I consulted with a very good lawyer recently who was reluctant to bill the client for some urgent and complicated litigation work that would make or break the case. She assumed that they didn’t have it, but she had never even asked.  Know that if it is important to someone, they will, repeat, they will, find the money somehow somewhere to pay for it. It is up to you to enroll them in why it is important to them. QUESTION - if you told that customer that you were not going to provide that service unless they paid the fee that you are worthy of, would they walk away or would they find what you are asking for?
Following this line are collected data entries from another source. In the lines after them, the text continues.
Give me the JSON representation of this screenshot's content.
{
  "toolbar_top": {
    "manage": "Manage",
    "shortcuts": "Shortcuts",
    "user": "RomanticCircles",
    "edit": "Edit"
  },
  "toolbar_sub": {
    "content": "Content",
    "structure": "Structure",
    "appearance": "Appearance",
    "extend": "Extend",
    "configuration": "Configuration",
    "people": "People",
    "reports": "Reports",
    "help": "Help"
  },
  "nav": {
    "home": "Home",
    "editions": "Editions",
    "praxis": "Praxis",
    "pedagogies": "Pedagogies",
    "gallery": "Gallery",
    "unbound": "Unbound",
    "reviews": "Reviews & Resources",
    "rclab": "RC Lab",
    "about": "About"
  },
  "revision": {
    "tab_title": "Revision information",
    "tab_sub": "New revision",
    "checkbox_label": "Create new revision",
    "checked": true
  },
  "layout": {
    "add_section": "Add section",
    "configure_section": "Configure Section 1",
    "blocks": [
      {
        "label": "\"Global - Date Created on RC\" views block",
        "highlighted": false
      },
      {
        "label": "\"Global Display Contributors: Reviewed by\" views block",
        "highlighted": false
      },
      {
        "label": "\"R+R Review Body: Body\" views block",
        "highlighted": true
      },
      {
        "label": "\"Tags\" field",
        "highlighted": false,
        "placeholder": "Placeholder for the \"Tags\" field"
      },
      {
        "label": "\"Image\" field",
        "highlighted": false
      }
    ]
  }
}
I feel bad for them” Don’t mix your charity with your business. Be generous with those who are deserving, but do it with the money that you have gotten paid by those who are getting the ample benefit of your valuable services. Want to do a case for pro bono? Great idea, set up your intention ahead of time to do a pro bono case; but don’t fool yourself with disempowering thoughts to justify your reluctance to set - and collect! - 100% of your just and well-earned fee.

I want them to like me. They might get mad, ”  Who is “they”? The people who don’t want to pay you? The same manipulative people who will leverage your self-sabotaging need to be liked against you?  You’re in business to make money, not make friends. If you want people who disempower you to like you; then get into politics, the hours are less and the pay is better.

 

And the Number One excuse that we tell ourselves is ........

I don’t deserve it”. This is the Patient Zero of the historic plague of a thousand reasons why we don’t command the price that we deserve. This is the granddaddy of all excuses. Every excuse above suckles at the teat of WE don’t believe that WE deserve it.

Take stock of yourself. Look at your accomplishments. The years of education and experience that you have. The trust that you engender.  The passion that you bring to the space. The confidence that only you can inspire in this client because of all that you are. You are unique and you do what no one else can do. You deserve it, go out and earn it. 

Don’t be made to be ashamed of it.  Be proud of it. Be proud of being a job creator, a contributor, a doer, a net positive to the world’s bottom line.